My National Post column honors Canada's first Prime Minister.
This may come as a surprise to the 60% of Canadians who cannot recognize a photo of John A. Macdonald, but the bicentenary of the pre-eminent Father of Confederation is rapidly approaching. Jan. 11, 2015, will be the day. How should it be marked?
My Prince Edward County, Ont., neighbours have an idea.
Macdonald spent about 11 years of his early life in or near the county. Macdonald, whose parents brought him to Canada from Scotland at the age of five, began his practice of law in the county seat, the town of Picton (then called Hallowell). In 1835, Macdonald moved to Kingston and launched there his political career. The rest, as they say, is history.
Prince Edward County has preserved important relics of its most distinguished resident. The courthouse in which Macdonald argued his first case still stands. (The case arose from a scuffle in front of a local tavern. Embarrassingly, Macdonald was not only the advocate in the case, but also the defendant. Had he lost, he would have forfeited his right to practice law, and who knows how that would have altered the course of Canadian history.) Instead, Macdonald became an attorney four months later while running his cousin’s law office in downtown Picton.
Now the town of Picton is considering an ambitious new plan to honour Macdonald: a bronze statue of Macdonald as a young lawyer. The plan has been forcefully advocated by David Warrick, a champion of county preservation and renewal. Warrick, who taught humanities at Toronto’s Humber College, lives now in the house that once belonged to Judge Edwards Merrill, son of one of Macdonald’s local legal competitors back in the 1830s.
The Macdonald Project of Prince Edward County has collaborated with Ruth Abernethy, the artist who produced the sculpture of Glenn Gould located in front of the CBC building on Toronto’s Front Street.

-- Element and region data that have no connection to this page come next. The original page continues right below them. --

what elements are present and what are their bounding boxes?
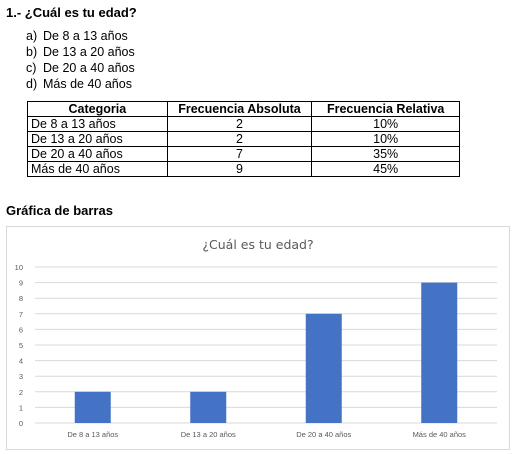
option-text: De 8 a 13 años: [43, 29, 128, 43]
y-tick-label: 8: [19, 294, 23, 303]
bar: [305, 313, 342, 423]
option-letter: d): [26, 77, 38, 91]
answer-options: a) De 8 a 13 años b) De 13 a 20 años c) De …: [26, 28, 135, 92]
y-tick-label: 3: [19, 372, 23, 381]
header-relative-frequency: Frecuencia Relativa: [311, 101, 460, 117]
option-text: De 13 a 20 años: [43, 45, 135, 59]
relative-frequency-cell: 35%: [311, 146, 460, 162]
relative-frequency-cell: 45%: [311, 161, 460, 177]
y-tick-label: 5: [19, 341, 23, 350]
category-cell: De 13 a 20 años: [27, 131, 168, 147]
frequency-table: Categoria Frecuencia Absoluta Frecuencia…: [27, 101, 460, 177]
relative-frequency-cell: 10%: [311, 116, 460, 132]
option-text: De 20 a 40 años: [43, 61, 135, 75]
table-row: Más de 40 años 9 45%: [27, 161, 460, 177]
bar: [421, 282, 458, 423]
option-letter: b): [26, 45, 38, 59]
option-letter: c): [26, 61, 37, 75]
option-b: b) De 13 a 20 años: [26, 44, 135, 60]
option-text: Más de 40 años: [43, 77, 132, 91]
header-category: Categoria: [27, 101, 168, 117]
absolute-frequency-cell: 7: [166, 146, 313, 162]
x-tick-label: De 20 a 40 años: [296, 430, 351, 439]
header-absolute-frequency: Frecuencia Absoluta: [166, 101, 313, 117]
y-tick-label: 7: [19, 310, 23, 319]
x-tick-label: Más de 40 años: [413, 430, 467, 439]
y-tick-label: 4: [19, 357, 23, 366]
option-c: c) De 20 a 40 años: [26, 60, 135, 76]
table-row: De 13 a 20 años 2 10%: [27, 131, 460, 147]
x-tick-label: De 13 a 20 años: [181, 430, 236, 439]
absolute-frequency-cell: 9: [166, 161, 313, 177]
option-d: d) Más de 40 años: [26, 76, 135, 92]
chart-title: ¿Cuál es tu edad?: [202, 237, 313, 252]
y-tick-label: 9: [19, 279, 23, 288]
bar-chart-svg: ¿Cuál es tu edad? 0 1 2 3 4 5 6 7 8 9 10 De 8 a 13 a…: [15, 237, 497, 439]
category-cell: De 20 a 40 años: [27, 146, 168, 162]
x-tick-label: De 8 a 13 años: [67, 430, 118, 439]
y-tick-label: 1: [19, 403, 23, 412]
bar: [190, 391, 227, 423]
section-title: Gráfica de barras: [6, 203, 113, 218]
y-tick-label: 2: [19, 388, 23, 397]
y-tick-label: 10: [15, 263, 23, 272]
absolute-frequency-cell: 2: [166, 116, 313, 132]
option-a: a) De 8 a 13 años: [26, 28, 135, 44]
table-row: De 20 a 40 años 7 35%: [27, 146, 460, 162]
table-row: De 8 a 13 años 2 10%: [27, 116, 460, 132]
y-tick-label: 0: [19, 419, 23, 428]
category-cell: Más de 40 años: [27, 161, 168, 177]
option-letter: a): [26, 29, 38, 43]
table-header-row: Categoria Frecuencia Absoluta Frecuencia…: [27, 101, 460, 117]
bar: [74, 391, 111, 423]
y-tick-label: 6: [19, 325, 23, 334]
question-title: 1.- ¿Cuál es tu edad?: [6, 5, 137, 20]
bar-chart: ¿Cuál es tu edad? 0 1 2 3 4 5 6 7 8 9 10 De 8 a 13 a…: [6, 226, 510, 450]
absolute-frequency-cell: 2: [166, 131, 313, 147]
relative-frequency-cell: 10%: [311, 131, 460, 147]
category-cell: De 8 a 13 años: [27, 116, 168, 132]
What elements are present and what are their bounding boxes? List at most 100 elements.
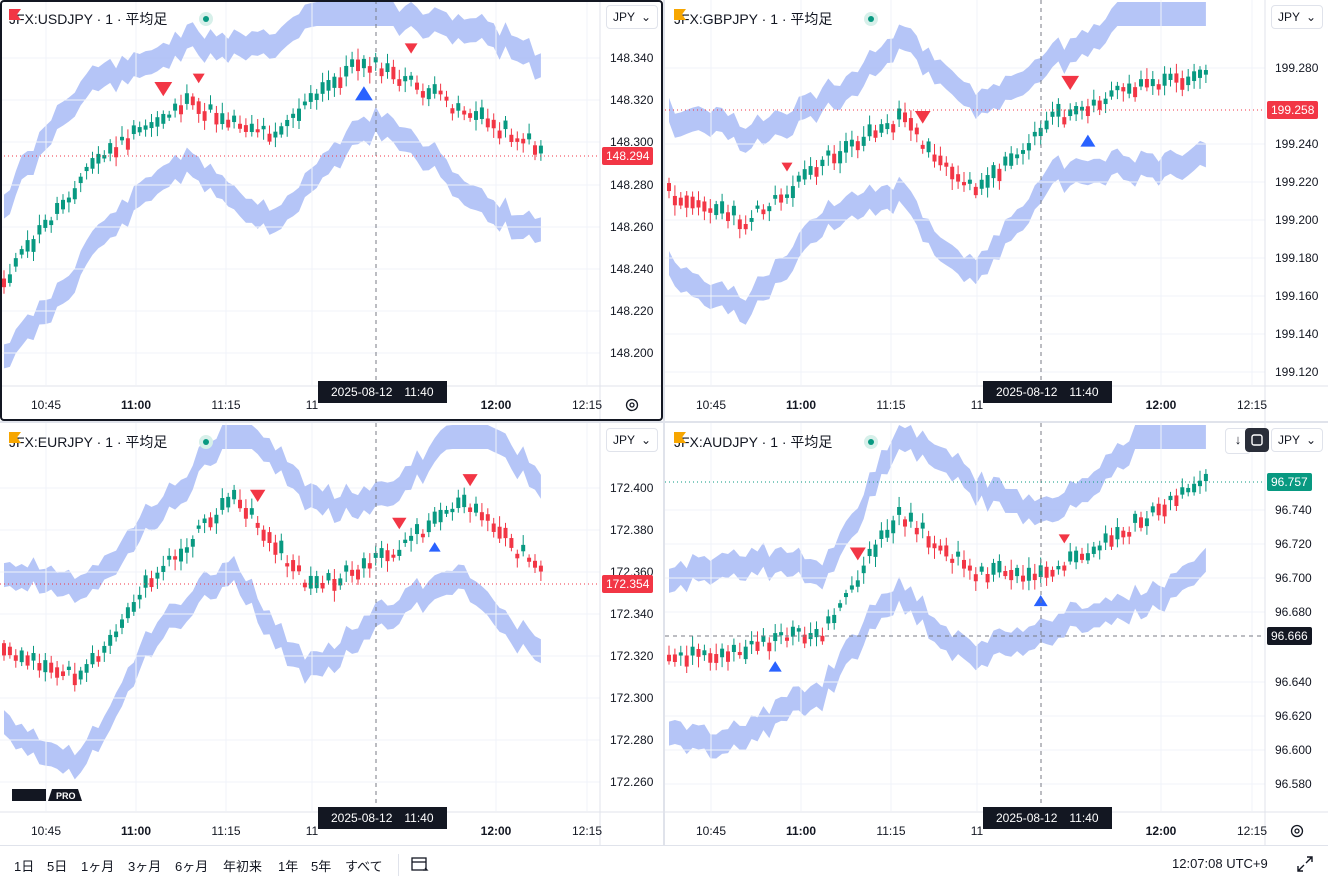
status-dot-icon — [199, 12, 214, 26]
symbol-legend[interactable]: JFX:GBPJPY · 1 · 平均足 — [674, 9, 879, 29]
candle-body — [926, 141, 931, 153]
candle-body — [814, 167, 819, 177]
candle-body — [973, 574, 978, 582]
last-price-tag: 199.258 — [1267, 101, 1319, 119]
currency-selector[interactable]: JPY ⌄ — [1271, 5, 1323, 29]
candle-body — [785, 194, 789, 198]
candle-body — [932, 543, 937, 549]
chart-pane-usdjpy[interactable]: JFX:USDJPY · 1 · 平均足 JPY ⌄ 148.340 148.320 1… — [0, 0, 663, 421]
period-1d[interactable]: 1日 — [14, 859, 35, 874]
period-1m[interactable]: 1ヶ月 — [81, 859, 115, 874]
candle-body — [678, 652, 683, 656]
candle-body — [1133, 87, 1138, 98]
candle-body — [155, 117, 160, 127]
period-3m[interactable]: 3ヶ月 — [128, 859, 162, 874]
candle-body — [367, 563, 372, 569]
symbol-title[interactable]: JFX:AUDJPY · 1 · 平均足 — [674, 434, 833, 450]
band-area — [4, 2, 541, 219]
candle-body — [844, 593, 848, 598]
clock[interactable]: 12:07:08 UTC+9 — [1172, 856, 1268, 871]
flag-icon[interactable] — [9, 432, 185, 448]
chart-canvas[interactable] — [665, 423, 1328, 845]
period-5d[interactable]: 5日 — [47, 859, 68, 874]
chart-pane-gbpjpy[interactable]: JFX:GBPJPY · 1 · 平均足 JPY ⌄ 199.280 199.240 1… — [665, 0, 1328, 421]
symbol-legend[interactable]: JFX:USDJPY · 1 · 平均足 — [9, 9, 214, 29]
candle-body — [926, 536, 931, 548]
candle-body — [415, 82, 419, 90]
candle-body — [167, 114, 172, 118]
candle-body — [1139, 79, 1143, 87]
period-ytd[interactable]: 年初来 — [223, 859, 263, 874]
candle-body — [108, 634, 113, 646]
candle-body — [1050, 569, 1055, 577]
currency-selector[interactable]: JPY ⌄ — [1271, 428, 1323, 452]
candle-body — [761, 209, 766, 215]
flag-icon[interactable] — [674, 9, 850, 25]
candle-body — [361, 58, 366, 69]
symbol-legend[interactable]: JFX:AUDJPY · 1 · 平均足 — [674, 432, 879, 452]
candle-body — [903, 519, 907, 527]
sync-icon[interactable] — [1245, 428, 1269, 452]
currency-selector[interactable]: JPY ⌄ — [606, 5, 658, 29]
pane-divider-horizontal[interactable] — [0, 421, 1328, 423]
svg-text:PRO: PRO — [56, 791, 76, 801]
time-tick-label: 12:15 — [1236, 398, 1268, 412]
candle-body — [956, 551, 961, 557]
flag-icon[interactable] — [9, 9, 185, 25]
period-6m[interactable]: 6ヶ月 — [175, 859, 209, 874]
time-tick-label: 11:00 — [120, 824, 152, 838]
candle-body — [426, 88, 431, 100]
candle-body — [1144, 78, 1149, 88]
candle-body — [527, 133, 532, 140]
candle-body — [220, 113, 225, 125]
symbol-title[interactable]: JFX:GBPJPY · 1 · 平均足 — [674, 11, 833, 27]
price-tick-label: 96.700 — [1275, 571, 1312, 585]
sell-signal-marker — [154, 81, 173, 97]
symbol-legend[interactable]: JFX:EURJPY · 1 · 平均足 — [9, 432, 214, 452]
period-all[interactable]: すべて — [345, 859, 383, 874]
candle-body — [356, 59, 360, 72]
price-tick-label: 199.140 — [1275, 327, 1319, 341]
candle-body — [767, 642, 772, 652]
candle-body — [1038, 565, 1043, 578]
candle-body — [914, 527, 919, 535]
candle-body — [255, 522, 260, 528]
chart-canvas[interactable] — [0, 0, 663, 421]
chart-pane-audjpy[interactable]: JFX:AUDJPY · 1 · 平均足 JPY ⌄ ↓ 96.740 96.720 96… — [665, 423, 1328, 845]
candle-body — [491, 119, 496, 129]
candle-body — [120, 136, 124, 141]
chart-pane-eurjpy[interactable]: JFX:EURJPY · 1 · 平均足 JPY ⌄ 172.400 172.380 1… — [0, 423, 663, 845]
candle-body — [790, 186, 795, 199]
candle-body — [726, 651, 730, 662]
candle-body — [985, 175, 990, 188]
candle-body — [114, 147, 119, 158]
price-tick-label: 96.740 — [1275, 503, 1312, 517]
period-5y[interactable]: 5年 — [311, 859, 332, 874]
candle-body — [173, 556, 178, 560]
chart-canvas[interactable] — [665, 0, 1328, 421]
currency-selector[interactable]: JPY ⌄ — [606, 428, 658, 452]
chart-canvas[interactable] — [0, 423, 663, 845]
time-tick-label: 11:00 — [785, 398, 817, 412]
symbol-title[interactable]: JFX:EURJPY · 1 · 平均足 — [9, 434, 168, 450]
sell-signal-marker — [192, 73, 205, 84]
candle-body — [1109, 90, 1114, 97]
price-tick-label: 96.580 — [1275, 777, 1312, 791]
period-1y[interactable]: 1年 — [278, 859, 299, 874]
fullscreen-icon[interactable] — [1296, 855, 1314, 876]
flag-icon[interactable] — [674, 432, 850, 448]
candle-body — [491, 523, 496, 532]
symbol-title[interactable]: JFX:USDJPY · 1 · 平均足 — [9, 11, 168, 27]
candle-body — [914, 127, 919, 135]
candle-body — [190, 539, 195, 547]
candle-body — [403, 539, 408, 544]
candle-body — [808, 166, 813, 175]
band-area — [669, 2, 1206, 153]
candle-body — [96, 656, 101, 662]
candle-body — [1144, 518, 1149, 527]
candle-body — [1056, 565, 1061, 570]
candle-body — [78, 176, 83, 184]
compare-icon[interactable] — [410, 854, 430, 877]
candle-body — [973, 186, 978, 196]
candle-body — [267, 133, 272, 142]
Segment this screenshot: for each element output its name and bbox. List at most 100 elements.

Abernethy’s sculptures are realistic, but she is not interested in reproducing the solemn 19th-century bronzes that seem nowadays to serve mainly as plinths for pigeons. Her work invites the viewer to approach, to touch, to interact. The Gould statue, for example, captures the great musician in cap and coat, slouching on a park bench, turned toward the adjoining seat — as if waiting for a passerby to sit and join him. Which is exactly what happens, as pedestrians and tourists stop and have their photos taken.